Los nuevos paquetes de ayudas para pymes y autónomos no llegarán hasta otoño, como pronto

Los plazos dados por las autonomías hacen complicado que los empresarios puedan recibir esas ayudas- vitales para su supervivencia, en algunos casos- antes del otoño.

Hasta 7.000 millones en ayudas directas prometidas por el Gobierno para pymes y autónomos se retrasarán, como mínimo, hasta bien entrado septiembre.

Las ayudas fueron anunciadas por el Gobierno en marzo, pero la gestión por medio de las comunidades autónomas está dilatando el proceso. Cada una tiene unos tiempos y una burocracia distinta que se suma a la del Gobierno central.

Hay dos líneas de ayuda.

La primera, de 5.000 millones, se destinará al conjunto de comunidades autónomas.

La segunda, de 2.000 millones, será para Canarias y Baleares, por tratarse de los territorios más castigados por la pandemia por la caída del turismo.

Poco dinero, tarde y mal repartido.

Las comunidades que tienen más avanzado el proceso, Murcia y Baleares, terminaron a finales de junio de recibir la documentación de quienes solicitaban las ayudas.

Castilla-La Mancha, Madrid o Canarias recabaron la documentación la semana del 19 de julio, por lo que posiblemente se demoren más de un mes respecto a las primeras en repartir los fondos.

Navarra tendrá el plazo abierto hasta el 20 de agosto, mientras que Aragón esperará hasta el 10 de septiembre. En estos dos casos las ayudas podrían retrasarse fácilmente hasta noviembre o diciembre.

Ya hay algunas comunidades que han ampliado el plazo por la dificultad que está acarreando. Según ha comentado José Luis Perea- secretario general de la Asociación de Trabajadores Autónomos (ATA)– al medio Vozpopuli, las ayudas no van a pasar de ser un parche.
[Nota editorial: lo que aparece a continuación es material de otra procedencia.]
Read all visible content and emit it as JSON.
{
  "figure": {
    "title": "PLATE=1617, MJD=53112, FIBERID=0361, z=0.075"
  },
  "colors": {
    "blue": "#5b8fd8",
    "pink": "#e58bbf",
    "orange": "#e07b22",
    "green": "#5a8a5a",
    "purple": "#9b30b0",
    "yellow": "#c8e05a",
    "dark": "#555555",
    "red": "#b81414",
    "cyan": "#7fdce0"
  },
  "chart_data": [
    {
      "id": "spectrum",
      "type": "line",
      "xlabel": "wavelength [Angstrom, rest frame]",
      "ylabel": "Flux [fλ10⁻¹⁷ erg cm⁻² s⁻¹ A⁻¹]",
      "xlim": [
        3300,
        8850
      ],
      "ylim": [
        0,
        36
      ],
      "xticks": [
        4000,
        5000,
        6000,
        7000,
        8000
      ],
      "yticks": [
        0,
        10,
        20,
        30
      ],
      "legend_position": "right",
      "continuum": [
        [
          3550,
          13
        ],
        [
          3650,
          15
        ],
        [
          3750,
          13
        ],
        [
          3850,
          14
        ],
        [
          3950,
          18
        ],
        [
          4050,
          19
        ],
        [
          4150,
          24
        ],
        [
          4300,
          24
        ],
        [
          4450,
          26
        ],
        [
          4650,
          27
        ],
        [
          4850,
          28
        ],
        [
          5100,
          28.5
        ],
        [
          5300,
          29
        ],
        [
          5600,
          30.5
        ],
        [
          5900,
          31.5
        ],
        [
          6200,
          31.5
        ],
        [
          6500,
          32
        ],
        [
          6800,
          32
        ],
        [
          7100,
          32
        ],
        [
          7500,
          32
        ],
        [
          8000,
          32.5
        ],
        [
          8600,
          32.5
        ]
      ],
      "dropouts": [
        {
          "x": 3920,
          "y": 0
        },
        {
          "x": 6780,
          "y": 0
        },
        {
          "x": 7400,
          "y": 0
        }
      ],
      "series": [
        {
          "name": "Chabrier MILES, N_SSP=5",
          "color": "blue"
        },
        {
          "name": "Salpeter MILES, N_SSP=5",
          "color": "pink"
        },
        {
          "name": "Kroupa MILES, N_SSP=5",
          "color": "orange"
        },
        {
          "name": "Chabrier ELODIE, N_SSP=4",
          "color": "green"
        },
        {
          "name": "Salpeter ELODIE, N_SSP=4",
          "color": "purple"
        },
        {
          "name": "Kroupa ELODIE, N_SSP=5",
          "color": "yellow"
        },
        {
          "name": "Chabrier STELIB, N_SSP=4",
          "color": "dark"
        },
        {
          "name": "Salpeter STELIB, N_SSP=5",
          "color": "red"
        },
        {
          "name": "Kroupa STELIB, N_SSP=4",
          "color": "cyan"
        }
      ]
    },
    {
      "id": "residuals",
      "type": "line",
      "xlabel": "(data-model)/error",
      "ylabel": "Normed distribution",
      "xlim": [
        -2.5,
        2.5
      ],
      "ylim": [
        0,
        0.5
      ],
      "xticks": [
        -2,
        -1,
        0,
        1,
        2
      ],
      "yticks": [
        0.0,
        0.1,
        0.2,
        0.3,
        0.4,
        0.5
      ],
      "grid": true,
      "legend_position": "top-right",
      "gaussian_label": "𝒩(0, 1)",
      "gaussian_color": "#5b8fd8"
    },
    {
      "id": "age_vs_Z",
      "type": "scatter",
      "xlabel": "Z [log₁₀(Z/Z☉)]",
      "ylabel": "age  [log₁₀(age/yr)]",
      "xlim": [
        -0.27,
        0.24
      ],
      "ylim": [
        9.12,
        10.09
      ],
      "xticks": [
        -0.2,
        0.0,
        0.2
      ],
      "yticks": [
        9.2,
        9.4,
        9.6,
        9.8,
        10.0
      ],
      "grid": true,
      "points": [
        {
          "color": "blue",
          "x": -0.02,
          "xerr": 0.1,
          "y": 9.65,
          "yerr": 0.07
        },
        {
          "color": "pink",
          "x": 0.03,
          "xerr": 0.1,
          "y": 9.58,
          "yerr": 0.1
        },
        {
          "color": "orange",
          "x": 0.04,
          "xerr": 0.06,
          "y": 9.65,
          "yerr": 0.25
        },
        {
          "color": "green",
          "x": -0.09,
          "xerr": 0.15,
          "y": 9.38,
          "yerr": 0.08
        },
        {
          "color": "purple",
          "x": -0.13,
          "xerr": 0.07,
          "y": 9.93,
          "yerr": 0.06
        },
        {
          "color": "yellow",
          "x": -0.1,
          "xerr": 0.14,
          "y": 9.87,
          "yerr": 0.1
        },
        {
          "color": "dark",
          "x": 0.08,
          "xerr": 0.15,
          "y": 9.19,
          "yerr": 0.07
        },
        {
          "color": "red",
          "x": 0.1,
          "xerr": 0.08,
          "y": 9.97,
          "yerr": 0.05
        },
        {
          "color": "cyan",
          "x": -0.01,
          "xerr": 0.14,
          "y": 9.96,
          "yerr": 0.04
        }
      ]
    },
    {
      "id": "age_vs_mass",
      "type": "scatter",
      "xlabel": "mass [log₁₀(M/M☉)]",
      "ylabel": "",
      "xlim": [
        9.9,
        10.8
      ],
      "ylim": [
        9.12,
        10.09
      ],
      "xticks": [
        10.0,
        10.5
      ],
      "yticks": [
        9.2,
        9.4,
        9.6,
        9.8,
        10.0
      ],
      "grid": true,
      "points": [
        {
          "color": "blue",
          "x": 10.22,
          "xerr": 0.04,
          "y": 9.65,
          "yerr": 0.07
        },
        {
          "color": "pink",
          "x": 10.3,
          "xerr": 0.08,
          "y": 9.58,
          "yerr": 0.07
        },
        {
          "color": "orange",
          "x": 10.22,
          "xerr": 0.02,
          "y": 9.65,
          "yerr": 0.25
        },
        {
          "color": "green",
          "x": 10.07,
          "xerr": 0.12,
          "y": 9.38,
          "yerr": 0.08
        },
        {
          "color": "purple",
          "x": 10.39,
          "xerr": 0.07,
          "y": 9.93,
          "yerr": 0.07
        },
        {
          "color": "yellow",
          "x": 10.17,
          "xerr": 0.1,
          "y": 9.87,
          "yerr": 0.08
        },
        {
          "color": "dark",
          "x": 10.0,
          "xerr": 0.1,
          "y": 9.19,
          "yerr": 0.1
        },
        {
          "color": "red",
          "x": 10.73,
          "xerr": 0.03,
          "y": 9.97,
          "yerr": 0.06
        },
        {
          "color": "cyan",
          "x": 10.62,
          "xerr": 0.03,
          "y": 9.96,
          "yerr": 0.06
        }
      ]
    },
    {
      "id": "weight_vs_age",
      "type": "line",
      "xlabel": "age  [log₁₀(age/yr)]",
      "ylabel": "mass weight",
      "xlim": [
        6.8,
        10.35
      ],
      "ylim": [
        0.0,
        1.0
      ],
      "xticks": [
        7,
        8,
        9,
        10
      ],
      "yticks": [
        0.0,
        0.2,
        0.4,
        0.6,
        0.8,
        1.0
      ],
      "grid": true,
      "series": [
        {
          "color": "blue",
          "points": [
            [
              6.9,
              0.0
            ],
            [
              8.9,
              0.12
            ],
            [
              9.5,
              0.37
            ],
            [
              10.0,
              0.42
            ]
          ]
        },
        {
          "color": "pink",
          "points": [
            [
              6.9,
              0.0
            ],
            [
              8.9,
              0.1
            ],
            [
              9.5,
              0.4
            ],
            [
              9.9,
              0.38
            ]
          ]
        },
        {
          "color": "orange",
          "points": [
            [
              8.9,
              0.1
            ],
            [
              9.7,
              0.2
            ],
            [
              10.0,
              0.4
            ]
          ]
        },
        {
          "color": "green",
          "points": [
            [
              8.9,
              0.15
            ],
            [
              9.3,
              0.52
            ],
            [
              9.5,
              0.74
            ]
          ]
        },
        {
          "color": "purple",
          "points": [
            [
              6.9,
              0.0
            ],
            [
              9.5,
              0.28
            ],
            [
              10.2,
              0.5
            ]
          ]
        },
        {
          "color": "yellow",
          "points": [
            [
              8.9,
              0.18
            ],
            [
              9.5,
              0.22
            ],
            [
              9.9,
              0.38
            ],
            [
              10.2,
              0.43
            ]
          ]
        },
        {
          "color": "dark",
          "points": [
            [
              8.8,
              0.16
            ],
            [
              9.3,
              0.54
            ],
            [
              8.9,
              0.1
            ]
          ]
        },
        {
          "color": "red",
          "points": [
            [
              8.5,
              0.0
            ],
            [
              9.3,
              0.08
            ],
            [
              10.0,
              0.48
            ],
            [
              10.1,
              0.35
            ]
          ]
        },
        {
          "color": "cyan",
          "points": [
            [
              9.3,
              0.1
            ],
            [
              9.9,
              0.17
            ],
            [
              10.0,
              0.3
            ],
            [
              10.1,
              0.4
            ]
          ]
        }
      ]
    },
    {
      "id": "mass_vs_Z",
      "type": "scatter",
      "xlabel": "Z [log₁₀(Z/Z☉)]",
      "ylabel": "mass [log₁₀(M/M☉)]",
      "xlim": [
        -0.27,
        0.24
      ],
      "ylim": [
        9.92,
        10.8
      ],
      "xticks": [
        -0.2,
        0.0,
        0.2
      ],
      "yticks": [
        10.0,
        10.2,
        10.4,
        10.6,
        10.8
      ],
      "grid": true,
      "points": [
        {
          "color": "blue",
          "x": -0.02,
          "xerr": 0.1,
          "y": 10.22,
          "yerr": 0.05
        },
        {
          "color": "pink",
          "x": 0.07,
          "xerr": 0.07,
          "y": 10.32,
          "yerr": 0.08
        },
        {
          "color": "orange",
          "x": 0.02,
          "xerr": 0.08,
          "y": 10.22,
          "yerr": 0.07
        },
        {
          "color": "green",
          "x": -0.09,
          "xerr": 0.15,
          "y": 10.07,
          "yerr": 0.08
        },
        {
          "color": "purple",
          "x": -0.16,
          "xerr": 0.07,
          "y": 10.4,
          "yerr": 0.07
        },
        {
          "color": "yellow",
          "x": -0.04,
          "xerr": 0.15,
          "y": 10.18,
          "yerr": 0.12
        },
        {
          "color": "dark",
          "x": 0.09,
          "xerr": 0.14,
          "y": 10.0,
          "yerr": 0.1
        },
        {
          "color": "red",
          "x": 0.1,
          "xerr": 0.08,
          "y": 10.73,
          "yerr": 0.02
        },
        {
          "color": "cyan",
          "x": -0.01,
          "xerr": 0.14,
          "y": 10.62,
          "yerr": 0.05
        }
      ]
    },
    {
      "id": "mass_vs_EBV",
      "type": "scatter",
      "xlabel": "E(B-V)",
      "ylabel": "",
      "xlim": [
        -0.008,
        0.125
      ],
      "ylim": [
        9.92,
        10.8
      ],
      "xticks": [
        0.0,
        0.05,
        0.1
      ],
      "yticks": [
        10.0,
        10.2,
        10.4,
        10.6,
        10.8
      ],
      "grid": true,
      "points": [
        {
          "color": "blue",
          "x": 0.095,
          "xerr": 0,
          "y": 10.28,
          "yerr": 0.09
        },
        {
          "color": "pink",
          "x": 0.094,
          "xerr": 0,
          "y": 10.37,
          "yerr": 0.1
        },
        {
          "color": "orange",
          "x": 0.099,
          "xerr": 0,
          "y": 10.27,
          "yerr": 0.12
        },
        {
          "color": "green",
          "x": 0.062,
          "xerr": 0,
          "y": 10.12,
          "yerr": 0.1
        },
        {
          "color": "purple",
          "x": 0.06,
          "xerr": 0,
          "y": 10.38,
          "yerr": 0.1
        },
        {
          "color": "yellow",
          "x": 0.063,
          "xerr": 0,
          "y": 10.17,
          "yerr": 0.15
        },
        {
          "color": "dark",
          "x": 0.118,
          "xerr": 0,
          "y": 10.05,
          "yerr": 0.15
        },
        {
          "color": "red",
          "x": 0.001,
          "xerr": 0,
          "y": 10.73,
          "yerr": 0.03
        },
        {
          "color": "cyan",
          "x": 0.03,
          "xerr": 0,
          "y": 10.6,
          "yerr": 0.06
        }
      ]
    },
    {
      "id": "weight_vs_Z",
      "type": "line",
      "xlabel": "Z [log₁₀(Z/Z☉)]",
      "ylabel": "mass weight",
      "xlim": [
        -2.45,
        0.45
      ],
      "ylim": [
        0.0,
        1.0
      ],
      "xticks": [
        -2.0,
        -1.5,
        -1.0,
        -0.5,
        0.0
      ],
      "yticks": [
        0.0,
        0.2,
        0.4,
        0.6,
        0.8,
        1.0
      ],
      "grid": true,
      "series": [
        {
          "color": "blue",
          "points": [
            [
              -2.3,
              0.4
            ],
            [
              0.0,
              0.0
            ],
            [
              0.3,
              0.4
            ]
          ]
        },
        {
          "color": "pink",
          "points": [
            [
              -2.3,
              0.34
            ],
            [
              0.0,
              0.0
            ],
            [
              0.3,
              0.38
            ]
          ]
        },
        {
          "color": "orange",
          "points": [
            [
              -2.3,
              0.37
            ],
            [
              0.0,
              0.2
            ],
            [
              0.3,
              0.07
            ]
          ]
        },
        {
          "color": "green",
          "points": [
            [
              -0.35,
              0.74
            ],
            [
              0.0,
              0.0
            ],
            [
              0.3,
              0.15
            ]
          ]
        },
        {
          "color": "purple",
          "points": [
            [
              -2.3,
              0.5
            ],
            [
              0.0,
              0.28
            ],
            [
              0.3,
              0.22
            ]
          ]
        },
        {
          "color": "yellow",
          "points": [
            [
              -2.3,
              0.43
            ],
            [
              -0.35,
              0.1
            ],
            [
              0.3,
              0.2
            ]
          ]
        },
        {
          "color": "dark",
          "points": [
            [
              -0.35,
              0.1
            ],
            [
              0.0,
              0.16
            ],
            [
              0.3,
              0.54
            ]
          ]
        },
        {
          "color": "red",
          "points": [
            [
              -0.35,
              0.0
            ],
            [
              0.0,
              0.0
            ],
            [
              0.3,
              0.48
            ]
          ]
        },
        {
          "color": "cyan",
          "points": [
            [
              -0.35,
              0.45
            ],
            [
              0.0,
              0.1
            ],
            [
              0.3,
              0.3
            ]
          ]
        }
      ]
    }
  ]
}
Un parche que, nuevamente, llegará a destiempo.

Son ayudas que se tramitan siguiendo los criterios de la ley de subvenciones, son muy farragosas burocráticamente… va a haber «pocos autónomos beneficiados… en torno al 12%.

Polémica en torno a los criterios establecidos.

Las ayudas están destinadas a reducir el endeudamiento contraído entre el 1 de marzo de 2020 y el 31 de mayo de 2021. De este modo, están enfocadas a cubrir obligaciones de deuda y pagos a proveedores, acreedores financieros y no financieros, aunque también costes fijos anteriores al 13 de marzo de 2021. Para recibirlas, las empresas deben registrar una caída de volumen de operaciones anual en 2020 de un 30% como mínimo con respecto a 2019.

Es precisamente este requisito de deuda el que más rechazan los empresarios y autónomos. Consideran que es injusto, como apuntan desde el ATA:

Hay que presentar documentos contables justificativos que acrediten una deuda, así que están penalizando a todos aquellos autónomos que son buenos pagadores y han cogido sus ahorros para pagar a suministradores, proveedores…

-ATA

Desde la patronal Hostelería de España apuntan que las ayudas «benefician a quienes tienen deudas frente a quienes han arriesgado su patrimonio para ir pagando esas deudas»

Las ayudas se reparten por comunidades según una serie de criterios: dos tercios dependen de la caída del PIB en 2020, teniendo en cuenta también la prosperidad relativa de cada autonomía. En torno a un 20% se distribuye en función de la tasa de desempleo. La novena parte a partir de la tasa de paro juvenil.

El plazo de concesión de las ayudas va hasta el 31 de diciembre de 2021.